|Contributions to sports make it Miller time with medal|
|Local Content - Local News|
|Written by Stan Ashbee|
|Thursday, 14 March 2013 17:16|
Baseball is in Bob Miller’s blood, has been and always will be, and the lifetime Vauxhall Jet’s stadium visionary is the recent recipient of a Queen Elizabeth II Diamond Jubilee Medal for service to his community and his country. Last year, 2012, marked Her Majesty Queen Elizabeth II’s 60th Anniversary of her accession to the Throne as Queen of Canada.
“The way I see it is, this is a lifetime of stuff, this is in excess of 47 years that I first started working on the Jet’s Stadium. When I was 15 years old, it was the first year I helped a guy that was trying to get the water working. I started in earnest basically when I was 21 and helped form the Southern Alberta Junior Baseball League,” said Miller.
“When I was 21 I put together an opportunities for youth grant through the federal government to rebuild the Jet’s diamond in 1974, that was the first time we put a major effort in to the facility.”
Miller has always loved the game of baseball but growing up, organized sports was just getting started in Vauxhall. “I was a wannabe. The athletic programs, some of them were just starting. Baseball, as an example, I got to compete every second year,” said Miller. “We in Vauxhall, we never got artificial ice until I was 18 so that was our first kick at organized hockey. When I was 18 years old and it coincided with, the Taber arena had burned down the New Year’s before, so we had seven lads from Taber come across and play juvenile hockey with us in Vauxhall so we had a team and if they didn’t show up, then we didn’t do so good.”
“I still see those bandits that are still alive from time to time,” he added.

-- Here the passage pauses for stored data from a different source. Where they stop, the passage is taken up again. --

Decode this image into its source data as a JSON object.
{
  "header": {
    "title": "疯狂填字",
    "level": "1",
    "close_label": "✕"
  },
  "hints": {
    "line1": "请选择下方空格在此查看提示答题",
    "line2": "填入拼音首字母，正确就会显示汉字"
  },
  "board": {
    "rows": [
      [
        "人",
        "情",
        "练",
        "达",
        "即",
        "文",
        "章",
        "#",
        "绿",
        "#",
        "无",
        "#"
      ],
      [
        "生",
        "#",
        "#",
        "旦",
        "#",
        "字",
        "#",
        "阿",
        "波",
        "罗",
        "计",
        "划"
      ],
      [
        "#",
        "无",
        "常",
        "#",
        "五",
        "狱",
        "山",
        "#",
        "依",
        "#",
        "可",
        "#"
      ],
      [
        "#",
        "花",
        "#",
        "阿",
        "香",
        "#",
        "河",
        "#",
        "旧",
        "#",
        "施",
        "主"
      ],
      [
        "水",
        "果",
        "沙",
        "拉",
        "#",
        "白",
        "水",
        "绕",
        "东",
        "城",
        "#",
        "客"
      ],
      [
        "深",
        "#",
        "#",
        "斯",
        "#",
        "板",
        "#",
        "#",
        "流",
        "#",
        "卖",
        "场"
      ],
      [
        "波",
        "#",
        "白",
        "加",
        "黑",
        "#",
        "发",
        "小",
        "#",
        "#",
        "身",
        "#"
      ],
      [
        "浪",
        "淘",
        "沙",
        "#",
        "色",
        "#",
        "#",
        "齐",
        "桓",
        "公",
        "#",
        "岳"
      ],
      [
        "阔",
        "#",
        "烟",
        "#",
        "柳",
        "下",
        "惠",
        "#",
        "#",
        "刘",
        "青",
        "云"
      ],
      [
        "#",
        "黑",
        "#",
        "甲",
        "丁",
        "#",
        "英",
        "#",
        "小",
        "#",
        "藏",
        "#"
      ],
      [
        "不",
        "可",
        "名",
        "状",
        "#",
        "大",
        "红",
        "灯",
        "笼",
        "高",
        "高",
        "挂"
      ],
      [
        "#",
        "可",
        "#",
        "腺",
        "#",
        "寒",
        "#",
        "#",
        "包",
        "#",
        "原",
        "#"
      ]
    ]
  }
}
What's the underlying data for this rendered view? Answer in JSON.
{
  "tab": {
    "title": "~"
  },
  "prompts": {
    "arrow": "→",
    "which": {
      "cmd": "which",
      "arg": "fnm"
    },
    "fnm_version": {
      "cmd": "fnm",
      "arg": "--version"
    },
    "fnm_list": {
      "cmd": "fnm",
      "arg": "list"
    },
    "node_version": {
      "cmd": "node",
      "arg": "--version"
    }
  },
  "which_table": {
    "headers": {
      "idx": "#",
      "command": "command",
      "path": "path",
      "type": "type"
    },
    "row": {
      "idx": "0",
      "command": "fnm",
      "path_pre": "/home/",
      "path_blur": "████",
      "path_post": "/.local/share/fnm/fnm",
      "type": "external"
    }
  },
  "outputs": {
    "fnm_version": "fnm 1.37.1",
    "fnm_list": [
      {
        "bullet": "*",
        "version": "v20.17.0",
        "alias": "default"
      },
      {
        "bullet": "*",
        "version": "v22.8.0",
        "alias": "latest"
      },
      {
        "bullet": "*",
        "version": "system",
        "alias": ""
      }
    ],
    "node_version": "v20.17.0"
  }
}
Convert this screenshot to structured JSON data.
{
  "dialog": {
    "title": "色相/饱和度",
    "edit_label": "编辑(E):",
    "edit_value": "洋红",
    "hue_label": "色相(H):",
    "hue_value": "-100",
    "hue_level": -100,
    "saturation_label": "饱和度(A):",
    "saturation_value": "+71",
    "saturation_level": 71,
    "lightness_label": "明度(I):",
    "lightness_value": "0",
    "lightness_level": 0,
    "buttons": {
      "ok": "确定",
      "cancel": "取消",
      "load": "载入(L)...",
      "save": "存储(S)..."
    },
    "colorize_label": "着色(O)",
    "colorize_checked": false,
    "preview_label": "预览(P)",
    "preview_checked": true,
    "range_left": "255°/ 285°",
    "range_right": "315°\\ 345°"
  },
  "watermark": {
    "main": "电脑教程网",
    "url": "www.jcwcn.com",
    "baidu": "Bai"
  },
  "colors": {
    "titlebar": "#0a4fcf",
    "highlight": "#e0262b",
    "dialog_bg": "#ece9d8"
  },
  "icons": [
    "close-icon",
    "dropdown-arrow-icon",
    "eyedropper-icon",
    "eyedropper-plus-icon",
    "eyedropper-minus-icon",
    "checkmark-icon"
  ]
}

Hockey though, Miller said, is still a great game but baseball is a game about life. “I just really enjoy the game of baseball. It’s such a different game from hockey. Hockey, everybody thinks that their kids are going to the NHL so we push them like absolute stupid. In hockey, there are animosities that develop amongst adults and most participants and these animosities, they start in the rink because somebody hit somebody or whatever and you carry those animosities when you’re out of the rink. In baseball, things happen in baseball too, but you just leave it at the diamond,” said Miller.
According to the award winner, he moved to Taber from Vauxhall in 1995, around the time Ken McDonald had passed away. Miller said he got involved with helping design the Ken McDonald Memorial Sports Park in Taber. “I was born in Taber in 1952 and my folks moved to Vauxhall in 1953. In southern Alberta, I pretty much know every road and I know almost all of the Hofers and probably about half of the gophers,” he joked. Miller noted his kids played organized sports throughout the years, a fact that played an integral part in his community involvement.
“It was part of my vision to have decent facilities for my kids to participate in and everybody else’s kids,” said Miller.
Award wise, Miller was one of the inductees in to the Alberta Sports Hall of Fame, during the province of Alberta’s 100 year anniversary. An award in which only 99 other Albertans were nominated and inducted. Miller added, as for the Queen’s Jubilee medal win, he didn’t know he had received it until he was asked to attend a Vauxhall town council meeting on Feb. 4. He said later that night he perused the literature that came with the actual medal and surfed the Internet to learn about the prestigious award and to see what it was all about.
“You don’t get in to volunteerism for your community and for sporting groups with the idea of what’s in it for me? That’s not why you do it. In my case, it wasn’t there for me, so for me it was to have more opportunities for my kids. To give them a chance to do things that I didn’t get a chance to do.”
On an endnote, Miller offered a little advice and reflection regarding a lifelong love for baseball and sports in general.
“To me, you should participate in sports as long as you can walk. As long as you can move, you should be participating in athletics in one form or another.”
Not only does the Queen’s Jubilee Medal honour Her Majesty for her service to Canada, it serves to honour significant contributions and achievements by Canadians. In 2012, 60,000 Canadians were recognized. To have been eligible for this honour a person must have been a Canadian citizen or a permanent resident of Canada and must have made a significant contribution to a particular province, territory, region or community within Canada.